In quel tempo, salito su una barca, Gesù passò all’altra riva e giunse nella sua città. Ed ecco, gli portavano un paralitico disteso su un letto. Gesù, vedendo la loro fede, disse al paralitico: «Coraggio, figlio, ti sono perdonati i peccati». Allora alcuni scribi dissero fra sé: «Costui bestemmia». Ma Gesù, conoscendo i loro pensieri, disse: «Perché pensate cose malvagie nel vostro cuore? Che cosa infatti è più facile: dire “Ti sono perdonati i peccati”, oppure dire “Àlzati e cammina”? Ma, perché sappiate che il Figlio dell’uomo ha il potere sulla terra di perdonare i peccati: Àlzati – disse allora al paralitico –, prendi il tuo letto e va’ a casa tua». Ed egli si alzò e andò a casa sua. Le folle, vedendo questo, furono prese da timore e resero gloria a Dio che aveva dato un tale potere agli uomini. Parola del Signore

 

Mediti…AMO

Il capitolo 9 prosegue il racconto dell’annuncio di Gesù attraverso le guarigioni.
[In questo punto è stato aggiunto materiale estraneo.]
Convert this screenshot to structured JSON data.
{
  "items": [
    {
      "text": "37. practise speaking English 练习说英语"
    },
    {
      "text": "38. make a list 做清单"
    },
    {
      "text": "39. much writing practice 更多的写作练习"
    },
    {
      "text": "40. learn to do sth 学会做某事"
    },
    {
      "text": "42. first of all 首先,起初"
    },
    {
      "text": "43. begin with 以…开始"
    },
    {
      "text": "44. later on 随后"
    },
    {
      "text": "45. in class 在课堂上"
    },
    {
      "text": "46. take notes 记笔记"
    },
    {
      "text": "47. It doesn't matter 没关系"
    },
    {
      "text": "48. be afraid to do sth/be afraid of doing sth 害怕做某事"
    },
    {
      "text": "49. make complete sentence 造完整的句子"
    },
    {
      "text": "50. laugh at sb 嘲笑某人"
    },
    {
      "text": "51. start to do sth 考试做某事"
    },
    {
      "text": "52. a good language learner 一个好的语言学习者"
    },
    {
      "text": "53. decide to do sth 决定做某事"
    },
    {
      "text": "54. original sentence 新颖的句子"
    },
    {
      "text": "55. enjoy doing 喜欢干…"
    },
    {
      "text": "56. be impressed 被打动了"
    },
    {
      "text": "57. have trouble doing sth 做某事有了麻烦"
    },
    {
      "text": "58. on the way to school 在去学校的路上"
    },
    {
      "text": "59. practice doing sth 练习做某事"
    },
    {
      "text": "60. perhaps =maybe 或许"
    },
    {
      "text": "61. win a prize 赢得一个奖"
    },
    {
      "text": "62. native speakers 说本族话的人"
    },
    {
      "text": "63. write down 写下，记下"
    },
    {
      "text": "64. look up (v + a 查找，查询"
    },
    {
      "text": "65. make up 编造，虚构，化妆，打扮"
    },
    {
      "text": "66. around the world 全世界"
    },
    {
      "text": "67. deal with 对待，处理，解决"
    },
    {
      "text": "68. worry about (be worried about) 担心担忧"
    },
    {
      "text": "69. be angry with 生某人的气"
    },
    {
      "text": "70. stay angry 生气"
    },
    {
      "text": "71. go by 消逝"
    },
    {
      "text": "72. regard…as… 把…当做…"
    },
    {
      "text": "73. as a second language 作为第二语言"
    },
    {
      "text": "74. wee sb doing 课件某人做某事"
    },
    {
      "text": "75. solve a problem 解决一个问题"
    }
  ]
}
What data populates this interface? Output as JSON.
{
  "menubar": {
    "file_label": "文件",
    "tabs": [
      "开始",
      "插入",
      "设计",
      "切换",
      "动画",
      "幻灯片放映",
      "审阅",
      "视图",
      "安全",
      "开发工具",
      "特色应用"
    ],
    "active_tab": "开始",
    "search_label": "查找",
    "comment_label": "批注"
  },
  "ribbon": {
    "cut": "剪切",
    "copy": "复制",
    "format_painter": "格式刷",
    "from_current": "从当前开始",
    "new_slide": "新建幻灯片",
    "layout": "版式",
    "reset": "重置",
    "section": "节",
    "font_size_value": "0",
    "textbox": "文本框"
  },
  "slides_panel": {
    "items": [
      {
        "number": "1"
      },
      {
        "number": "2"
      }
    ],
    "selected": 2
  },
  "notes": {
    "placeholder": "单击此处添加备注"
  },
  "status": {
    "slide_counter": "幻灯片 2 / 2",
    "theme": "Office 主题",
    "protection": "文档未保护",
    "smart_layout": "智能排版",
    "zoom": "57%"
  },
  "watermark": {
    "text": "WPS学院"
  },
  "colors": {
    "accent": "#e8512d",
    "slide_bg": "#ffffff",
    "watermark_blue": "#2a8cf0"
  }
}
Il brano che conclude il capitolo 8 e che segue al testo della tempesta sedata, visto la scorsa volta, racconta di Gesù che approda dopo la tempesta nella città di Gàdara.

Lì libera due indemoniati con il famoso gesto di trasferire gli spiriti impuri nella mandria dei porci che precipita poi nel mare.

Gàdara si trova nella Decapoli, regione abitata da molti pagani e questo spiega la presenza dei maiali, invisi al popolo ebraico …

Gli abitanti della città sconvolti da questo prodigio che li impaurisce, pregano Gesù di andarsene ed egli approda di nuovo in quella che, il versetto 1 del nostro brano, chiama la “sua città”, presumibilmente ancora Cafarnao.

Quindi ragionevolmente, possiamo dire che ci troviamo a Cafarnao, sulla riva del lago.

Alcuni amici di un paralitico, che non vogliono fargli perdere l’occasione di incontrare ed ascoltare Gesù, glielo portano su una barella.

Il passo parallelo del Vangelo di Marco (Mc 2,1-12), ci parla di una folla che accorre mentre Gesù si trova in casa e di come, mentre sta annunciando la Parola, quattro persone scoperchiano il tetto per presentargli un paralitico.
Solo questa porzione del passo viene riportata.